About This Course
MySQL is the most popular open source database server currently available. Furthermore, it is frequently combined with PHP scripts to construct sophisticated and dynamic server-side applications.
In the past, MySQL has been chastised for not providing all of the functionality of other, more expensive database management systems. MySQL, on the other hand, continues to improve with each version, and it is now extensively used by individuals and enterprises of all sizes.
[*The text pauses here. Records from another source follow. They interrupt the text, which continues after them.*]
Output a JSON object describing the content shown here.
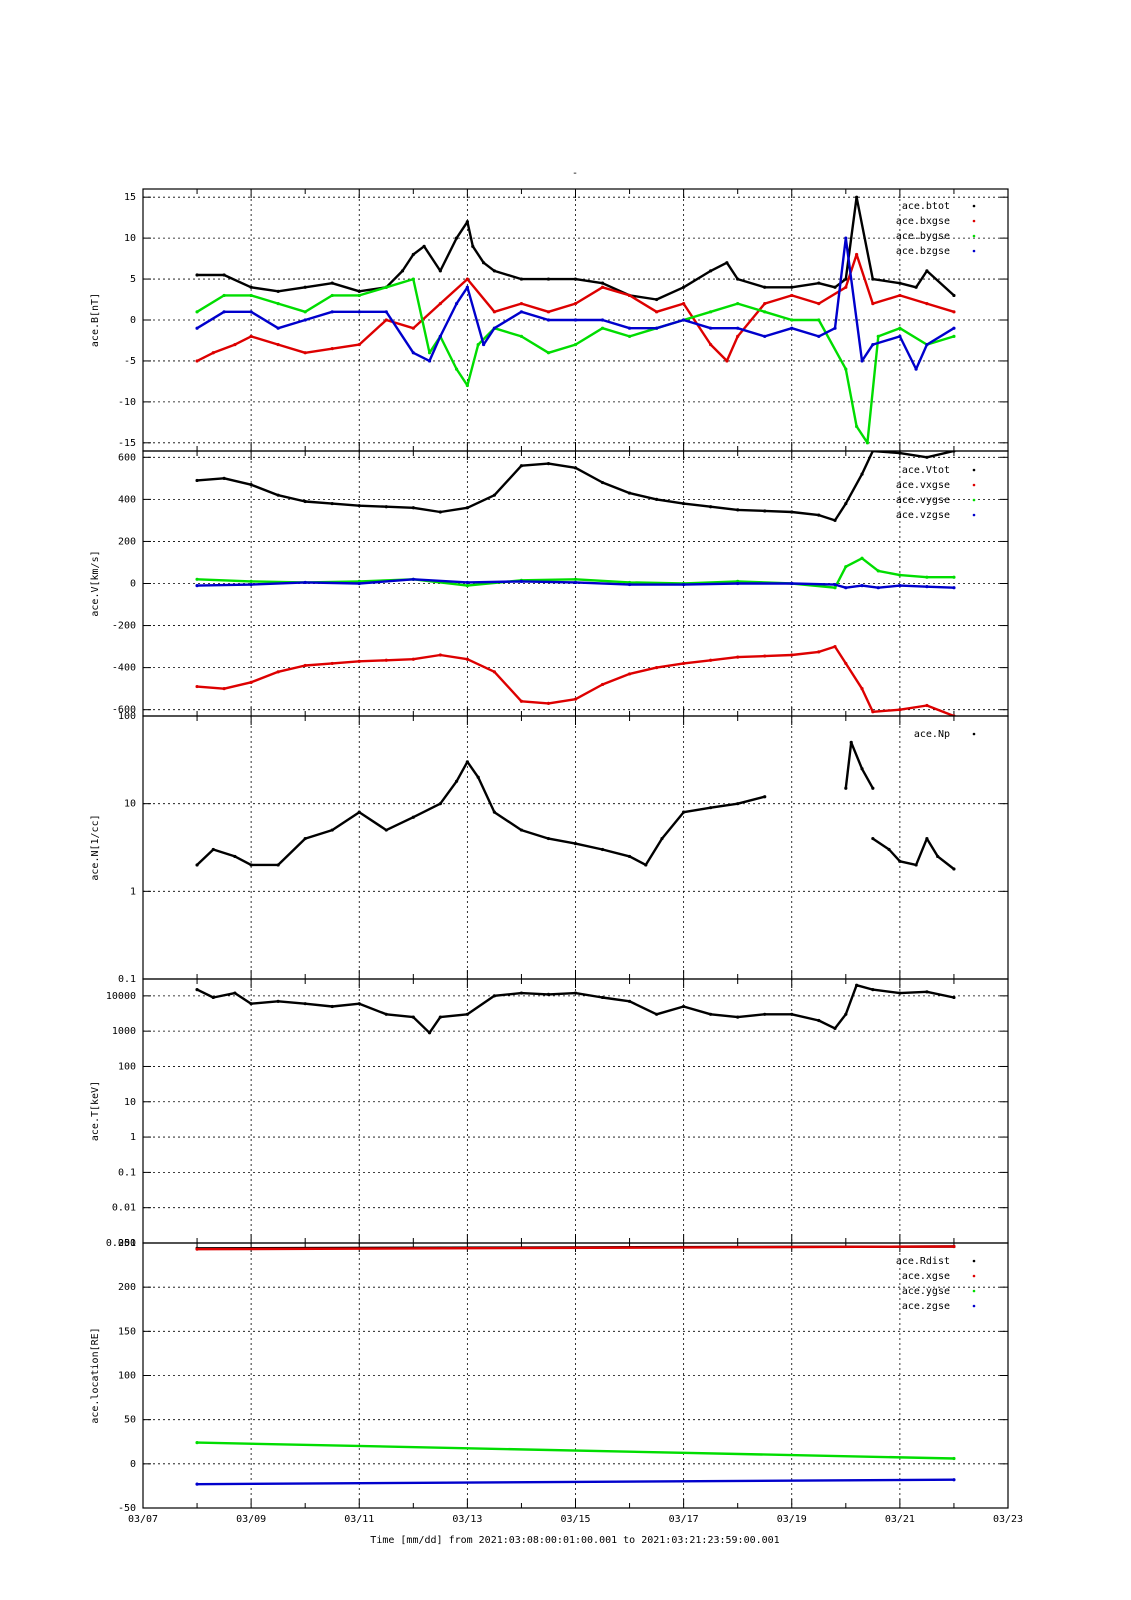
{
  "figure_title": "-",
  "xaxis": {
    "tick_labels": [
      "03/07",
      "03/09",
      "03/11",
      "03/13",
      "03/15",
      "03/17",
      "03/19",
      "03/21",
      "03/23"
    ],
    "label": "Time [mm/dd]  from 2021:03:08:00:01:00.001  to  2021:03:21:23:59:00.001"
  },
  "colors": {
    "black": "#000000",
    "red": "#dd0000",
    "green": "#00dd00",
    "blue": "#0000cc"
  },
  "chart_data": [
    {
      "type": "scatter",
      "ylabel": "ace.B[nT]",
      "ylim": [
        -16,
        16
      ],
      "yticks": [
        15,
        10,
        5,
        0,
        -5,
        -10,
        -15
      ],
      "ytick_labels": [
        "15",
        "10",
        "5",
        "0",
        "-5",
        "-10",
        "-15"
      ],
      "legend": [
        "ace.btot",
        "ace.bxgse",
        "ace.bygse",
        "ace.bzgse"
      ],
      "legend_placement": "top-right",
      "grid": true,
      "series": [
        {
          "name": "ace.btot",
          "color": "black",
          "x": [
            8,
            8.5,
            9,
            9.5,
            10,
            10.5,
            11,
            11.5,
            11.8,
            12,
            12.2,
            12.5,
            12.8,
            13,
            13.1,
            13.3,
            13.5,
            14,
            14.5,
            15,
            15.5,
            16,
            16.5,
            17,
            17.5,
            17.8,
            18,
            18.5,
            19,
            19.5,
            19.8,
            20,
            20.2,
            20.5,
            21,
            21.3,
            21.5,
            22
          ],
          "y": [
            5.5,
            5.5,
            4,
            3.5,
            4,
            4.5,
            3.5,
            4,
            6,
            8,
            9,
            6,
            10,
            12,
            9,
            7,
            6,
            5,
            5,
            5,
            4.5,
            3,
            2.5,
            4,
            6,
            7,
            5,
            4,
            4,
            4.5,
            4,
            5,
            15,
            5,
            4.5,
            4,
            6,
            3
          ]
        },
        {
          "name": "ace.bxgse",
          "color": "red",
          "x": [
            8,
            8.3,
            8.7,
            9,
            9.5,
            10,
            10.5,
            11,
            11.5,
            12,
            12.5,
            13,
            13.5,
            14,
            14.5,
            15,
            15.5,
            16,
            16.5,
            17,
            17.5,
            17.8,
            18,
            18.5,
            19,
            19.5,
            20,
            20.2,
            20.5,
            21,
            21.5,
            22
          ],
          "y": [
            -5,
            -4,
            -3,
            -2,
            -3,
            -4,
            -3.5,
            -3,
            0,
            -1,
            2,
            5,
            1,
            2,
            1,
            2,
            4,
            3,
            1,
            2,
            -3,
            -5,
            -2,
            2,
            3,
            2,
            4,
            8,
            2,
            3,
            2,
            1
          ]
        },
        {
          "name": "ace.bygse",
          "color": "green",
          "x": [
            8,
            8.5,
            9,
            9.5,
            10,
            10.5,
            11,
            11.5,
            12,
            12.3,
            12.5,
            12.8,
            13,
            13.2,
            13.5,
            14,
            14.5,
            15,
            15.5,
            16,
            16.5,
            17,
            17.5,
            18,
            18.5,
            19,
            19.5,
            20,
            20.2,
            20.4,
            20.6,
            21,
            21.5,
            22
          ],
          "y": [
            1,
            3,
            3,
            2,
            1,
            3,
            3,
            4,
            5,
            -4,
            -2,
            -6,
            -8,
            -3,
            -1,
            -2,
            -4,
            -3,
            -1,
            -2,
            -1,
            0,
            1,
            2,
            1,
            0,
            0,
            -6,
            -13,
            -15,
            -2,
            -1,
            -3,
            -2
          ]
        },
        {
          "name": "ace.bzgse",
          "color": "blue",
          "x": [
            8,
            8.5,
            9,
            9.5,
            10,
            10.5,
            11,
            11.5,
            12,
            12.3,
            12.5,
            12.8,
            13,
            13.3,
            13.5,
            14,
            14.5,
            15,
            15.5,
            16,
            16.5,
            17,
            17.5,
            18,
            18.5,
            19,
            19.5,
            19.8,
            20,
            20.3,
            20.5,
            21,
            21.3,
            21.5,
            22
          ],
          "y": [
            -1,
            1,
            1,
            -1,
            0,
            1,
            1,
            1,
            -4,
            -5,
            -2,
            2,
            4,
            -3,
            -1,
            1,
            0,
            0,
            0,
            -1,
            -1,
            0,
            -1,
            -1,
            -2,
            -1,
            -2,
            -1,
            10,
            -5,
            -3,
            -2,
            -6,
            -3,
            -1
          ]
        }
      ]
    },
    {
      "type": "scatter",
      "ylabel": "ace.V[km/s]",
      "ylim": [
        -630,
        630
      ],
      "yticks": [
        600,
        400,
        200,
        0,
        -200,
        -400,
        -600
      ],
      "ytick_labels": [
        "600",
        "400",
        "200",
        "0",
        "-200",
        "-400",
        "-600"
      ],
      "legend": [
        "ace.Vtot",
        "ace.vxgse",
        "ace.vygse",
        "ace.vzgse"
      ],
      "legend_placement": "top-right",
      "grid": true,
      "series": [
        {
          "name": "ace.Vtot",
          "color": "black",
          "x": [
            8,
            8.5,
            9,
            9.5,
            10,
            10.5,
            11,
            11.5,
            12,
            12.5,
            13,
            13.5,
            14,
            14.5,
            15,
            15.5,
            16,
            16.5,
            17,
            17.5,
            18,
            18.5,
            19,
            19.5,
            19.8,
            20,
            20.3,
            20.5,
            21,
            21.5,
            22
          ],
          "y": [
            490,
            500,
            470,
            420,
            390,
            380,
            370,
            365,
            360,
            340,
            360,
            420,
            560,
            570,
            550,
            480,
            430,
            400,
            380,
            365,
            350,
            345,
            340,
            325,
            300,
            380,
            520,
            630,
            620,
            600,
            630
          ]
        },
        {
          "name": "ace.vxgse",
          "color": "red",
          "x": [
            8,
            8.5,
            9,
            9.5,
            10,
            10.5,
            11,
            11.5,
            12,
            12.5,
            13,
            13.5,
            14,
            14.5,
            15,
            15.5,
            16,
            16.5,
            17,
            17.5,
            18,
            18.5,
            19,
            19.5,
            19.8,
            20,
            20.3,
            20.5,
            21,
            21.5,
            22
          ],
          "y": [
            -490,
            -500,
            -470,
            -420,
            -390,
            -380,
            -370,
            -365,
            -360,
            -340,
            -360,
            -420,
            -560,
            -570,
            -550,
            -480,
            -430,
            -400,
            -380,
            -365,
            -350,
            -345,
            -340,
            -325,
            -300,
            -380,
            -500,
            -610,
            -600,
            -580,
            -630
          ]
        },
        {
          "name": "ace.vygse",
          "color": "green",
          "x": [
            8,
            9,
            10,
            11,
            12,
            13,
            14,
            15,
            16,
            17,
            18,
            19,
            19.8,
            20,
            20.3,
            20.6,
            21,
            21.5,
            22
          ],
          "y": [
            20,
            10,
            5,
            10,
            20,
            -10,
            15,
            20,
            5,
            0,
            10,
            0,
            -20,
            80,
            120,
            60,
            40,
            30,
            30
          ]
        },
        {
          "name": "ace.vzgse",
          "color": "blue",
          "x": [
            8,
            9,
            10,
            11,
            12,
            13,
            14,
            15,
            16,
            17,
            18,
            19,
            19.8,
            20,
            20.3,
            20.6,
            21,
            21.5,
            22
          ],
          "y": [
            -10,
            -5,
            5,
            0,
            20,
            5,
            10,
            5,
            -5,
            -5,
            0,
            0,
            -5,
            -20,
            -10,
            -20,
            -10,
            -15,
            -20
          ]
        }
      ]
    },
    {
      "type": "scatter",
      "ylabel": "ace.N[1/cc]",
      "yscale": "log",
      "ylim": [
        0.1,
        100
      ],
      "yticks": [
        100,
        10,
        1,
        0.1
      ],
      "ytick_labels": [
        "100",
        "10",
        "1",
        "0.1"
      ],
      "legend": [
        "ace.Np"
      ],
      "legend_placement": "top-right",
      "grid": true,
      "series": [
        {
          "name": "ace.Np",
          "color": "black",
          "segments": [
            {
              "x": [
                8,
                8.3,
                8.7,
                9,
                9.5,
                10,
                10.5,
                11,
                11.5,
                12,
                12.5,
                12.8,
                13,
                13.2,
                13.5,
                14,
                14.5,
                15,
                15.5,
                16,
                16.3,
                16.6,
                17,
                17.5,
                18,
                18.5
              ],
              "y": [
                2,
                3,
                2.5,
                2,
                2,
                4,
                5,
                8,
                5,
                7,
                10,
                18,
                30,
                20,
                8,
                5,
                4,
                3.5,
                3,
                2.5,
                2,
                4,
                8,
                9,
                10,
                12
              ]
            },
            {
              "x": [
                20,
                20.1,
                20.3,
                20.5
              ],
              "y": [
                15,
                50,
                25,
                15
              ]
            },
            {
              "x": [
                20.5,
                20.8,
                21,
                21.3,
                21.5,
                21.7,
                22
              ],
              "y": [
                4,
                3,
                2.2,
                2,
                4,
                2.5,
                1.8
              ]
            }
          ]
        }
      ]
    },
    {
      "type": "scatter",
      "ylabel": "ace.T[keV]",
      "yscale": "log",
      "ylim": [
        0.001,
        30000
      ],
      "yticks": [
        10000,
        1000,
        100,
        10,
        1,
        0.1,
        0.01,
        0.001
      ],
      "ytick_labels": [
        "10000",
        "1000",
        "100",
        "10",
        "1",
        "0.1",
        "0.01",
        "0.001"
      ],
      "legend_placement": "top-right",
      "grid": true,
      "series": [
        {
          "color": "black",
          "x": [
            8,
            8.3,
            8.7,
            9,
            9.5,
            10,
            10.5,
            11,
            11.5,
            12,
            12.3,
            12.5,
            13,
            13.5,
            14,
            14.5,
            15,
            15.5,
            16,
            16.5,
            17,
            17.5,
            18,
            18.5,
            19,
            19.5,
            19.8,
            20,
            20.2,
            20.5,
            21,
            21.5,
            22
          ],
          "y": [
            15000,
            9000,
            12000,
            6000,
            7000,
            6000,
            5000,
            6000,
            3000,
            2500,
            900,
            2500,
            3000,
            10000,
            12000,
            11000,
            12000,
            9000,
            7000,
            3000,
            5000,
            3000,
            2500,
            3000,
            3000,
            2000,
            1200,
            3000,
            20000,
            15000,
            12000,
            13000,
            9000
          ]
        }
      ]
    },
    {
      "type": "line",
      "ylabel": "ace.location[RE]",
      "ylim": [
        -50,
        250
      ],
      "yticks": [
        250,
        200,
        150,
        100,
        50,
        0,
        -50
      ],
      "ytick_labels": [
        "250",
        "200",
        "150",
        "100",
        "50",
        "0",
        "-50"
      ],
      "legend": [
        "ace.Rdist",
        "ace.xgse",
        "ace.ygse",
        "ace.zgse"
      ],
      "legend_placement": "top-right",
      "grid": true,
      "series": [
        {
          "name": "ace.Rdist",
          "color": "black",
          "x": [
            8,
            22
          ],
          "y": [
            244,
            246
          ]
        },
        {
          "name": "ace.xgse",
          "color": "red",
          "x": [
            8,
            22
          ],
          "y": [
            243,
            246
          ]
        },
        {
          "name": "ace.ygse",
          "color": "green",
          "x": [
            8,
            22
          ],
          "y": [
            24,
            6
          ]
        },
        {
          "name": "ace.zgse",
          "color": "blue",
          "x": [
            8,
            22
          ],
          "y": [
            -23,
            -18
          ]
        }
      ]
    }
  ]
}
A database can be divided into two types: flat databases and relational databases. A relational database is significantly more oriented to the human mind, therefore thus is frequently favored over the jumbled-up flat databases that are simply saved on hard drives as text files. MySQL is a relational database management system. Tables are used to hold data in a relational structured database. The columns specify the kind of data that will be stored in the table. For each sort of data you want to save, a separate column must be established (i.e. Age, Weight, and Height). A row, on the other hand, holds the actual values for the columns that have been set. Each column in each row will have a single value. A table having columns (Name, Age, and Weight-lbs.) may, for example, include a row with the values (Bob, 65, 165). Don’t worry if all of this relational database jargon is making you confused. In the next lectures, we will discuss and demonstrate a few examples.
When it comes to keeping information that falls into logical categories, databases come in handy. Let’s imagine you wanted to keep track of all of a company’s employees’ information. You can use a database to split different aspects of your business into separate tables, which will help you keep your data more rationally. Employees, Supervisors, and Customers are some examples of tables. Each table would therefore include columns dedicated to each of these three categories. The Employees table could have the following columns to assist store information about each employee: Hire, Date, Position, Age, and Salary.